RED CLIFF, Colo. (CBS4) – Around midnight on Monday morning, the water in the normally-tame Turkey Creek took aim at Billy Martinez and his family’s home. It flooded the one story house like it has never done so before.
Elsewhere in the small Eagle County town, upstream from Midturn, water damaged a bridge to the town’s clean water plant Monday and caused damage to Shrine Pass.
Another bridge was hit by debris like trees, forcing it to be closed.
The community rallied. Sandbags were brought in to help shore up the river banks.
“We’ve had a lot of local people come in and help us out it’s been great,” Martinez said.
Throughout the county, river levels are expected to remain high through Thursday for Turkey Creek, Gore Creek and the Eagle River.
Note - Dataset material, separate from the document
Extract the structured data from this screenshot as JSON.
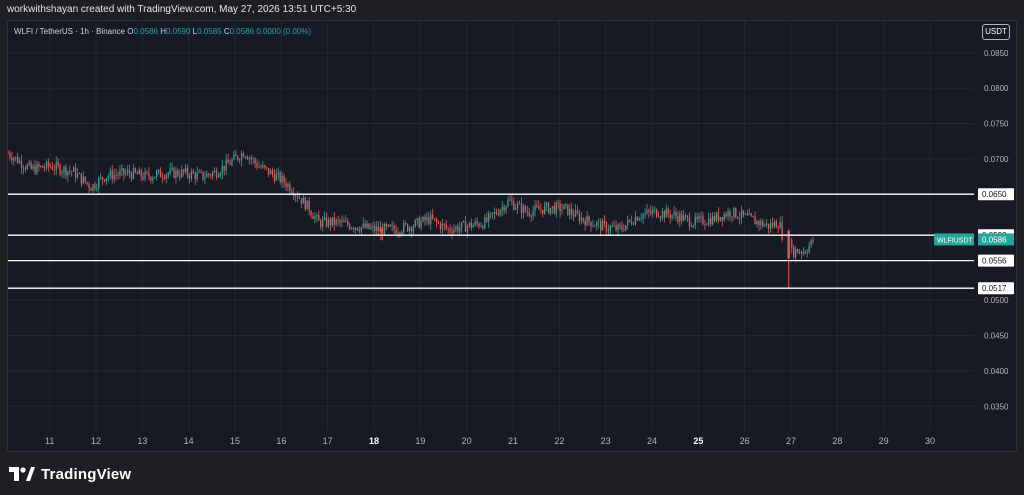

Thunderstorms could cause higher peak flows with a 60% chance of thunderstorms Monday night and an equal or slightly less chance on Tuesday, and decreasing chances later in the week, county emergency managers say.
Red Cliff officials are coordinating sandbag efforts along Turkey Creek and are monitoring potential threats to utilities along the creek.
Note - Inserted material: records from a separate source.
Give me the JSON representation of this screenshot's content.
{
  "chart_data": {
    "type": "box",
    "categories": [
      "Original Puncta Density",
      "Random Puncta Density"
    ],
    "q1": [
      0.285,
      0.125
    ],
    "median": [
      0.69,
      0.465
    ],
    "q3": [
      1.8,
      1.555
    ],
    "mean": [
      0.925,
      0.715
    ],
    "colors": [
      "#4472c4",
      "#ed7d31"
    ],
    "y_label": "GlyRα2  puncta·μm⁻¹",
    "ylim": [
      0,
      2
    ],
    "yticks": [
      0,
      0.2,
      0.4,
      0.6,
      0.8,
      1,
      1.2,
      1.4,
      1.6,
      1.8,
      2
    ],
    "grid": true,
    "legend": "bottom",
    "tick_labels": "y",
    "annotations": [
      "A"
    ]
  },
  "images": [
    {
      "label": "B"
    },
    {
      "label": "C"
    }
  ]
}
Eagle River Fire Protection District crews are performing patrols of local waterways.
Officials from the Town of Vail will continue monitoring the water for the next few nights. The town has replenished sand and bag supplies for residents to last a few more days.
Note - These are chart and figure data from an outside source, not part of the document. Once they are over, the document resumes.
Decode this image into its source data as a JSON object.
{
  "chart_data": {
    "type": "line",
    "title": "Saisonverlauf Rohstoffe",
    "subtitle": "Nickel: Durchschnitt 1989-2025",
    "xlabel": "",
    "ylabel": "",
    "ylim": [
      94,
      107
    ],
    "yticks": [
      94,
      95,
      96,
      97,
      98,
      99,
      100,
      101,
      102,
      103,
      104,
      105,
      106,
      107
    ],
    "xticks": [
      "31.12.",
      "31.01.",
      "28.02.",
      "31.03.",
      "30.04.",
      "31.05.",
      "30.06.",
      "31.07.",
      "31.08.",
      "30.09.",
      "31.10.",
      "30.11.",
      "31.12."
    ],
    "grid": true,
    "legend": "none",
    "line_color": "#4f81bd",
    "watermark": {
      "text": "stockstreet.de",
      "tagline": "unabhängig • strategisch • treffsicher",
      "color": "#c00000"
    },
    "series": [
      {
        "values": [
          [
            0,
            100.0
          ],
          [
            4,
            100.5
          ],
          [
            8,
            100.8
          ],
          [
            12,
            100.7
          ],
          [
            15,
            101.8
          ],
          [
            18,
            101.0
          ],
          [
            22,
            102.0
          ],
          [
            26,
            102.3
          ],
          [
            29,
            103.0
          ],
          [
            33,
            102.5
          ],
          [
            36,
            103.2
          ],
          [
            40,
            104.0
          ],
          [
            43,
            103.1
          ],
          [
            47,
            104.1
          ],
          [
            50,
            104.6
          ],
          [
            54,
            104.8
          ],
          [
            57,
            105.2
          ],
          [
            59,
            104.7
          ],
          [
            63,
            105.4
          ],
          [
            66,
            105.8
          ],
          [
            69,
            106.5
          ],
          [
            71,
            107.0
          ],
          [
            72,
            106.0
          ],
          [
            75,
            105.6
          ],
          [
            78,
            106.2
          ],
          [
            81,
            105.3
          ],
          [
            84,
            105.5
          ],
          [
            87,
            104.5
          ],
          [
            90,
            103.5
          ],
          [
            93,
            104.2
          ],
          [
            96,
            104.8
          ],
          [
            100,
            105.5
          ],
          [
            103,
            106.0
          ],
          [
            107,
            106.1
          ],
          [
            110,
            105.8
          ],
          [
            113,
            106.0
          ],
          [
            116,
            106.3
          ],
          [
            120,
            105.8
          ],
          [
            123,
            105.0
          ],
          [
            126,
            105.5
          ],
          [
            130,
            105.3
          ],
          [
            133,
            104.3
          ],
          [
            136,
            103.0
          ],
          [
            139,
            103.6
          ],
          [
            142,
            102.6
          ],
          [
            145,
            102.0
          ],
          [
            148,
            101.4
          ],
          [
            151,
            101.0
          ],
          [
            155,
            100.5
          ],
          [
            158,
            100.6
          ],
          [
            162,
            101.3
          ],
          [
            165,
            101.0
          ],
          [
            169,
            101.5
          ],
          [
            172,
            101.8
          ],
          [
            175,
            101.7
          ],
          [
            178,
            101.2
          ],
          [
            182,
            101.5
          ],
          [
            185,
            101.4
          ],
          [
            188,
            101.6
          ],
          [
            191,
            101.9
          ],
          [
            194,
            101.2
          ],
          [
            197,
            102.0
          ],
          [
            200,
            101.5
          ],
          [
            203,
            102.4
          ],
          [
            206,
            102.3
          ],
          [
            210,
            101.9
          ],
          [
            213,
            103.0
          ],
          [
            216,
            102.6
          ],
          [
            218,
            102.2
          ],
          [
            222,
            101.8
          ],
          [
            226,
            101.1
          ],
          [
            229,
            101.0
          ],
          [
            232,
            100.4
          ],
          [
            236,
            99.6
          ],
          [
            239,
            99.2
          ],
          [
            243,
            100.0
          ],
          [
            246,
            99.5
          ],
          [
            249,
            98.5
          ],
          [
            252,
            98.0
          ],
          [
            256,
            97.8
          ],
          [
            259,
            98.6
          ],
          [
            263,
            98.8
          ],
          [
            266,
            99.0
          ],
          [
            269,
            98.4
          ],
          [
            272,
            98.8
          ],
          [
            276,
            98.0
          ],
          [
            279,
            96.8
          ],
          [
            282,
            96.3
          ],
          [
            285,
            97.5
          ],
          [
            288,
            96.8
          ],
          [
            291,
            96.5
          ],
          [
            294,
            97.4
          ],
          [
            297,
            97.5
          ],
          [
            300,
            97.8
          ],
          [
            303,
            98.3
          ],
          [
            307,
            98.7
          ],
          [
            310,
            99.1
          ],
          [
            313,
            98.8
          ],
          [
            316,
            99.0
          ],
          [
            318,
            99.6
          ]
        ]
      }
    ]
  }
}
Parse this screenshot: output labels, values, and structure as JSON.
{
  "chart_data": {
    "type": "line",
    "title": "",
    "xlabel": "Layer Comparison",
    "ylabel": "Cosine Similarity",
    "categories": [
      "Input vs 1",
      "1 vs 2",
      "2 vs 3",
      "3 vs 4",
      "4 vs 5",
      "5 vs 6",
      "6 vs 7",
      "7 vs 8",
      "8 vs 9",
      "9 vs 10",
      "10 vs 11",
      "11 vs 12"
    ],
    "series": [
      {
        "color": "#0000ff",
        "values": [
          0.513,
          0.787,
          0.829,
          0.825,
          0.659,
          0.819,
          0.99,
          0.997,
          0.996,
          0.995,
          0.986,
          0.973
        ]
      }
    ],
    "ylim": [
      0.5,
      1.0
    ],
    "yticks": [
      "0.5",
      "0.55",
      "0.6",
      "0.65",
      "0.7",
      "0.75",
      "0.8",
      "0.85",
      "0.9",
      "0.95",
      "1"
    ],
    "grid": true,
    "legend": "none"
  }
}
Eagle County Road & Bridge and Town of Gypsum have replenished sand and bags at the county’s Maintenance Service Center in Gypsum.
The Eagle County Sheriff’s Office has provided sandbag support through an inmate crew. Deputies are monitoring crossings and have closed the South Forty pedestrian bridge in Edwards.
Greater Eagle Fire is working with the Town of Eagle to help educate the public regarding safe use of the Eagle River Park. Visitors to the area may not realize water levels are not typical. Large debris in the water and obstacles downriver can be hazardous.
The Town of Minturn has created a sandbag barrier along the road at Little Beach Park.